During AMgr development, we experimented with a goal communication method that integrated overt communication (via clearance acknowledgement) and covert communication (via script-based intent inferencing) [3]. Although we chose to include only overt goal communication in the current version of the AMgr, covert methods offer the potential of low pilot workload and should be further investigated.

An enhancement we are currently exploring is Fuzzy Function Agents (FFAs). Function Agents in the current version of the AMgr use conventional (crisp) logic to assess how well functions are being performed. In some cases (for example, aviate functions) fuzzy logic may be more appropriate, so we are developing FFAs to provide more human-like function assessments. Through interviews with pilots we extracted fuzzy if-then rules to model human function assessment. Then we fine-tuned the rules with the application of a genetic algorithm which minimized the discrepancy between human and machine assessments of sample scenarios. Although a preliminary evaluation of the FFAs has revealed performance comparable to that of human pilots, the method needs further development.

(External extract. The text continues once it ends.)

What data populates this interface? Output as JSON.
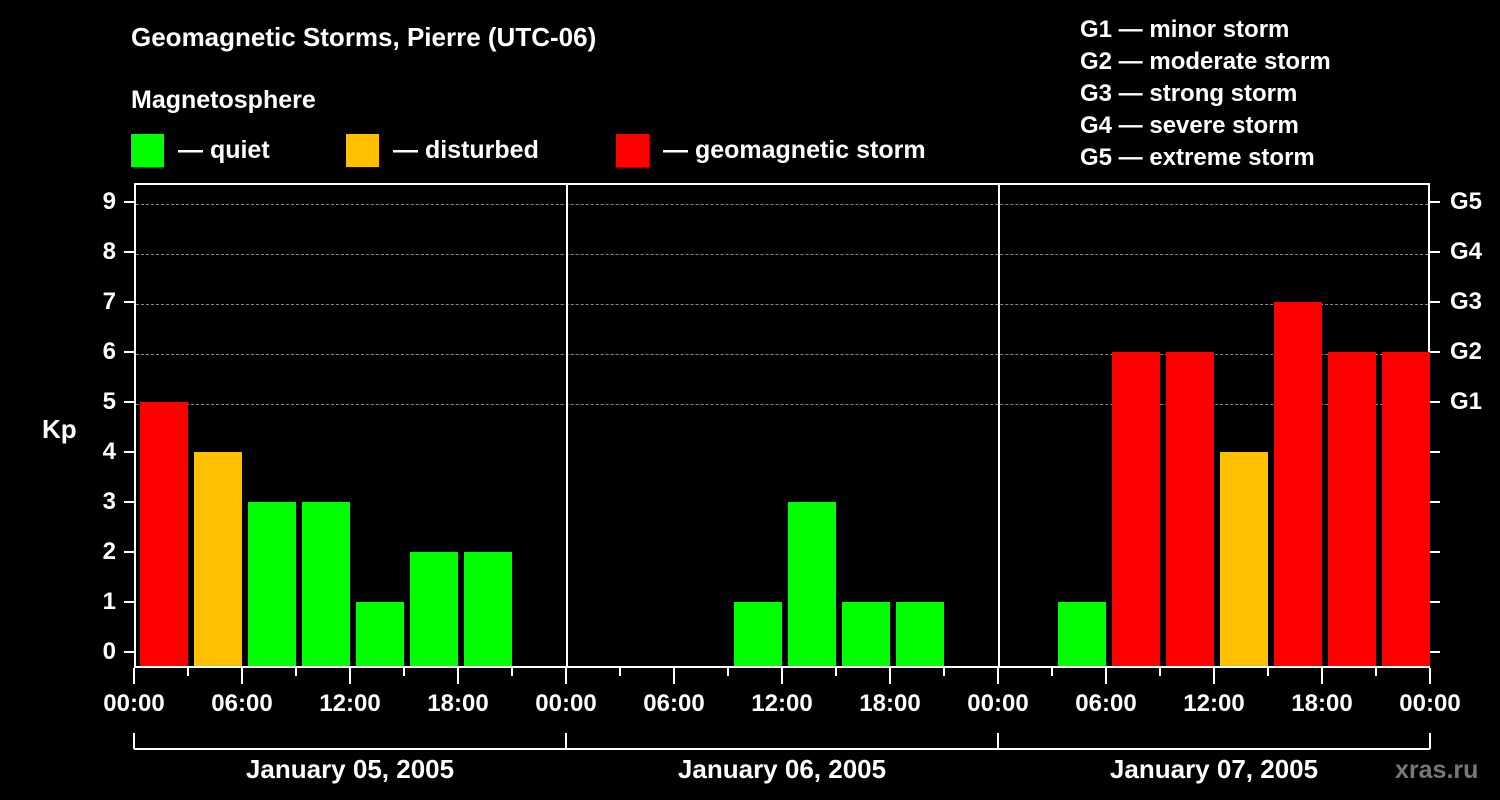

Although the AMgr has potential as an operational aid, its near-term benefits may be realized in other ways. For example, with suitable modifications, the AMgr could be embedded in a part-task trainer to facilitate AMgt training. Another possible role is as a research tool. With relatively minor changes the AMgr could be used to capture AMgt data on-line in full-mission simulator experiments. In fact, the greatest value of the AMgr may be in this capacity, helping us understand the phenomenon of Agenda Management better.

This research was performed under NASA Ames Research Center grant NAG 2-875. Kevin Corker and Barbara Kanki were our technical monitors. We greatly appreciate their support and encouragement. We also gratefully acknowledge the technical and moral support provided to us throughout the project by Greg Pisanich, of Sterling Software.